Once you’ve worked a good helping of compost into your soil and made sure it has the right pH, you’re ready to plant. The best time to plant is early spring or summer. Time to start thinking ahead to warmer weather!
With roses, you shouldn’t settle for second-best—buy the highest quality plants that you can afford. This means that you’ll save yourself a lot of time, energy, and disappointment if you drive past the big-box discount nurseries and buy roses from a reputable, high-end nursery. Excellent quality roses are available via mail-order as well. So scout around and know and trust the source of your rose plants.
You must plant your roses where they’ll receive at last six hours of sun each day—eight is preferable. If you’re a shade gardener, there are a few tricks that you can try. Rose varieties with fewer petals will tolerate shade better than those with heavy petals. And since the amount of sun affects the rose’s color, vibrant roses tend to look washed-out in shady areas.
Rose bushes should be planted between 12-18 inches apart; climbing roses can be 8-12 inches from each other. Mulch well after planting to help the soil retain water. Mulch also adds organic matter to the soil as it breaks down.

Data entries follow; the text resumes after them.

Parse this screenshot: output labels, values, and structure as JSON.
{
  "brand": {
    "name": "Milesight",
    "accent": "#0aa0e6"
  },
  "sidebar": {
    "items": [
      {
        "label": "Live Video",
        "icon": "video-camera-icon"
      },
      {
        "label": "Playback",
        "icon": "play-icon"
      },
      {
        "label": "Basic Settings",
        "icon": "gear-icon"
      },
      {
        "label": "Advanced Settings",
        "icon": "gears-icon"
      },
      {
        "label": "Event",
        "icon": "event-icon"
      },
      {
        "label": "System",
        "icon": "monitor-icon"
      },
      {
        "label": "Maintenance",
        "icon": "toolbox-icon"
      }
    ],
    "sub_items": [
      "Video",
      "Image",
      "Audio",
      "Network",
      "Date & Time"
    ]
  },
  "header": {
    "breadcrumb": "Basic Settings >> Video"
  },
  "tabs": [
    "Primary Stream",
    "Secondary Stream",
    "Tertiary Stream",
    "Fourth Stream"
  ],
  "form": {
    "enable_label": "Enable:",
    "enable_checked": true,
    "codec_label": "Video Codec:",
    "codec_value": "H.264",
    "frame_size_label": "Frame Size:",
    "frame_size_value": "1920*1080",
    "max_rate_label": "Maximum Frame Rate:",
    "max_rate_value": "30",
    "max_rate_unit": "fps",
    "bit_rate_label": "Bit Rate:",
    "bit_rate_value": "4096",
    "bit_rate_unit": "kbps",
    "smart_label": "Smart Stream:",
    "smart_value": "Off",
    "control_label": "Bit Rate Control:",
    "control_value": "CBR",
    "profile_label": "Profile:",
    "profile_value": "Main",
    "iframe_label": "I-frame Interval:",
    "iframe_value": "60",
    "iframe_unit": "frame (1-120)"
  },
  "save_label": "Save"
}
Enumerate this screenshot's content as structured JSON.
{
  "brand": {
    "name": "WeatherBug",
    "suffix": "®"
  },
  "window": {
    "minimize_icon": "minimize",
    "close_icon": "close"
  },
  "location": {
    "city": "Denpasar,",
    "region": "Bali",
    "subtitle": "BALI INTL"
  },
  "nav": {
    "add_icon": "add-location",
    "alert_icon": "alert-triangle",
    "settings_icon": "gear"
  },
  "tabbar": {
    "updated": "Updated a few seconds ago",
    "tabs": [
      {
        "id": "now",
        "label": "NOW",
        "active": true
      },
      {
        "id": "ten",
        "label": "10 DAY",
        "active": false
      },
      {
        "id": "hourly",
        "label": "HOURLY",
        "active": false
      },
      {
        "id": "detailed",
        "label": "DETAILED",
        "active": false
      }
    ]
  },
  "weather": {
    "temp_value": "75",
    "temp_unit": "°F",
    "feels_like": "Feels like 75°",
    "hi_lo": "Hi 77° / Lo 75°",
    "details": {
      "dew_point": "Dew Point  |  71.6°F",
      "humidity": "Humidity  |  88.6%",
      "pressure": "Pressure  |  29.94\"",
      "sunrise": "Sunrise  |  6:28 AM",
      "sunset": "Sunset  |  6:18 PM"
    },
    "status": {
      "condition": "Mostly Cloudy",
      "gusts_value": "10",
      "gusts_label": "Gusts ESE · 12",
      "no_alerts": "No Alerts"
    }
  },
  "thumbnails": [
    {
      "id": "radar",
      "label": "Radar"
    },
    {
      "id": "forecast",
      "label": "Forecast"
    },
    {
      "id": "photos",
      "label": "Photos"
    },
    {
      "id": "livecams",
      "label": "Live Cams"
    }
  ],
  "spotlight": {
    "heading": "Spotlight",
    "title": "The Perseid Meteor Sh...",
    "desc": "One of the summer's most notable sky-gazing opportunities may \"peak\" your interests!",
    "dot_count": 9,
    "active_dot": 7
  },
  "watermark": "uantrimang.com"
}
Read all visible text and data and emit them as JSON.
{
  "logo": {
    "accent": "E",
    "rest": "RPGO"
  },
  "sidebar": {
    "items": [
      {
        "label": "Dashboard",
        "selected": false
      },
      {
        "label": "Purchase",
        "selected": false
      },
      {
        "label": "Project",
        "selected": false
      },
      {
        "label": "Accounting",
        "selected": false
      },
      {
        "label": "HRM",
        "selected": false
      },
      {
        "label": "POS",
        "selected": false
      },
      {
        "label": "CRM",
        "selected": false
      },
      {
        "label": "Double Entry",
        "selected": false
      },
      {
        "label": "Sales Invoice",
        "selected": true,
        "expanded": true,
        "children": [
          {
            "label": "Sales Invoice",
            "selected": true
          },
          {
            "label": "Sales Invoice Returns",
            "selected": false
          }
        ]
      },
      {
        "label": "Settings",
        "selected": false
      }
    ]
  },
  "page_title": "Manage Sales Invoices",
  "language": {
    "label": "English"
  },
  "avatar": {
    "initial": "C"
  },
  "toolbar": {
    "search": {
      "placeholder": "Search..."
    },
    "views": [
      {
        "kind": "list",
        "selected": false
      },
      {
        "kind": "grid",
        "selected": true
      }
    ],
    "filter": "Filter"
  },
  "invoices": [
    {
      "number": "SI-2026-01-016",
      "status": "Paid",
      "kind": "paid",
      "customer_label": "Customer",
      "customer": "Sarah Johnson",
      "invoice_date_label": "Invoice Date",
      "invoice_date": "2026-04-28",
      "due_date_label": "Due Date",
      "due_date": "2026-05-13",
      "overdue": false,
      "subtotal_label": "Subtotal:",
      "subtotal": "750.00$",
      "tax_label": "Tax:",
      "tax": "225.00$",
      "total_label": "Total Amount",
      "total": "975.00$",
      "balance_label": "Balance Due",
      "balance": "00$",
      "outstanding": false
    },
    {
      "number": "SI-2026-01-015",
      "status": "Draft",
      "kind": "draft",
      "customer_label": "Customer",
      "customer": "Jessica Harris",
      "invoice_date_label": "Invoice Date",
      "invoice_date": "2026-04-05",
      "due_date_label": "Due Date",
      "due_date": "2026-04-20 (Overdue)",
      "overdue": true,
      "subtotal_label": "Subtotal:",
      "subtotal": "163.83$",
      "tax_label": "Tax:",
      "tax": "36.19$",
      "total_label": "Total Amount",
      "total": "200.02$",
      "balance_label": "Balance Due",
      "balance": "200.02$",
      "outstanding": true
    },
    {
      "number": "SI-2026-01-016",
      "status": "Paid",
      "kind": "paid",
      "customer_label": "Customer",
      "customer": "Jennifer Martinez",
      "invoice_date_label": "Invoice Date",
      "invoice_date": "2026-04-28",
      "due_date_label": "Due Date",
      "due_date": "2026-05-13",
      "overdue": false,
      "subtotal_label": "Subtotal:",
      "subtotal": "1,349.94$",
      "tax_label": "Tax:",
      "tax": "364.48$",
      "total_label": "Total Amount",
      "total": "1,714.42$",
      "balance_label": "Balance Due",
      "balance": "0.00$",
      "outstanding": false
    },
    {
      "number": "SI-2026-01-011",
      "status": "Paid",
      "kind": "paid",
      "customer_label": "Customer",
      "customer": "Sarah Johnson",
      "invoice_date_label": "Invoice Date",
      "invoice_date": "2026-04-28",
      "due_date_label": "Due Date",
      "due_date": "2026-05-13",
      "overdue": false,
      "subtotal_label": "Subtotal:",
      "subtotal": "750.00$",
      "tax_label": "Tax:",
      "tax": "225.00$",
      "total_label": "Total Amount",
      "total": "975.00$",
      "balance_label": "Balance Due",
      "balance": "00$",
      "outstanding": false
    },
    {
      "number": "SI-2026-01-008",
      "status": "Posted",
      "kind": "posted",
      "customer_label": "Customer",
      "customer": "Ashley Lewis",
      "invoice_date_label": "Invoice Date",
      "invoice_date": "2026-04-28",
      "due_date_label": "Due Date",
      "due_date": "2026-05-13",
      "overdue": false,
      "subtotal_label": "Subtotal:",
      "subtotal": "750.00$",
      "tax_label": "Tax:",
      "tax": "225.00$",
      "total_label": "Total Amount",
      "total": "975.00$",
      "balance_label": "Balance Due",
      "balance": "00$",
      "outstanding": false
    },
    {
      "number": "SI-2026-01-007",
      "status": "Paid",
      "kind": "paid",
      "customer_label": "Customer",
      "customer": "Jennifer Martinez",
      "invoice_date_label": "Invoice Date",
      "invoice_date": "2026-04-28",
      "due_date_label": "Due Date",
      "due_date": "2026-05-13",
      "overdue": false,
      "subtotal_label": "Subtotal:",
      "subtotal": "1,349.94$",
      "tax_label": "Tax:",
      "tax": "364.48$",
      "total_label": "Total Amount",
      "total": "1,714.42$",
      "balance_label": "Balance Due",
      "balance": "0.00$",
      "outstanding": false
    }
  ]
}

In general, roses are hungry, thirsty plants. They need fertilizing throughout the growing and flowering seasons. A general purpose fertilizer with a NPK (nitrogen-phosphorus-potassium) ratio of 10-10-10 or 12-12-12 provides a the best balance of nutrients. Organic rose fertilizer is available as well.
Feed an established rose bush a cup of fertilizer once a month, starting at the beginning of May and continuing through August.
Because the soil here is so sandy, it drains very drain so easily. So it’s hard to over-water roses here. As with most trees and shrubs, water roses deeply, once a week. Plan on giving each plant around five gallons weekly. Use your best judgment—they may need more in a drought or heat wave.
If you’ve chosen what’s known as a repeat-flowering rose variety, you can extend its flowering season by removing (deadheading) the spent flowers. Pruning is not done until late winter or early spring—before spring growth.
Much is made of the variety of fungi, molds, and other diseases that attack and feast on roses. Black spot, powdery mildew and downy mildew are common rose diseases in this area. Black spot is characterized by round, black leaf spots that eventually cause leaves to turn yellow and drop off. A powdery white or gray coating on leaves that causes them to distort is the primary symptom of powdery mildew. Overly moist conditions can cause downy mildew, which is distinguished by purple, brown or red blotches on leaves, stems or flowers. Eventually infected areas will turn yellow and fall off.
The best defense against these and other rose diseases is to plant one of the many disease-resistant rose varieties that are now available. If you’re trying to protect an existing rose plant that’s not disease resistant, try an organic method of control. The most important thing to do is remove the infected parts of the plant as soon as you notice a problem. Some gardeners use a spray of baking soda and soap to control mildews.
Many insects can be removed from roses by spraying regularly with soapy water. Non-insecticidal soaps and horticultural oils are also available.
Growing beautiful roses involves a little work, a little luck, and a lot of knowledge about what kinds of conditions roses need to be healthy and happy!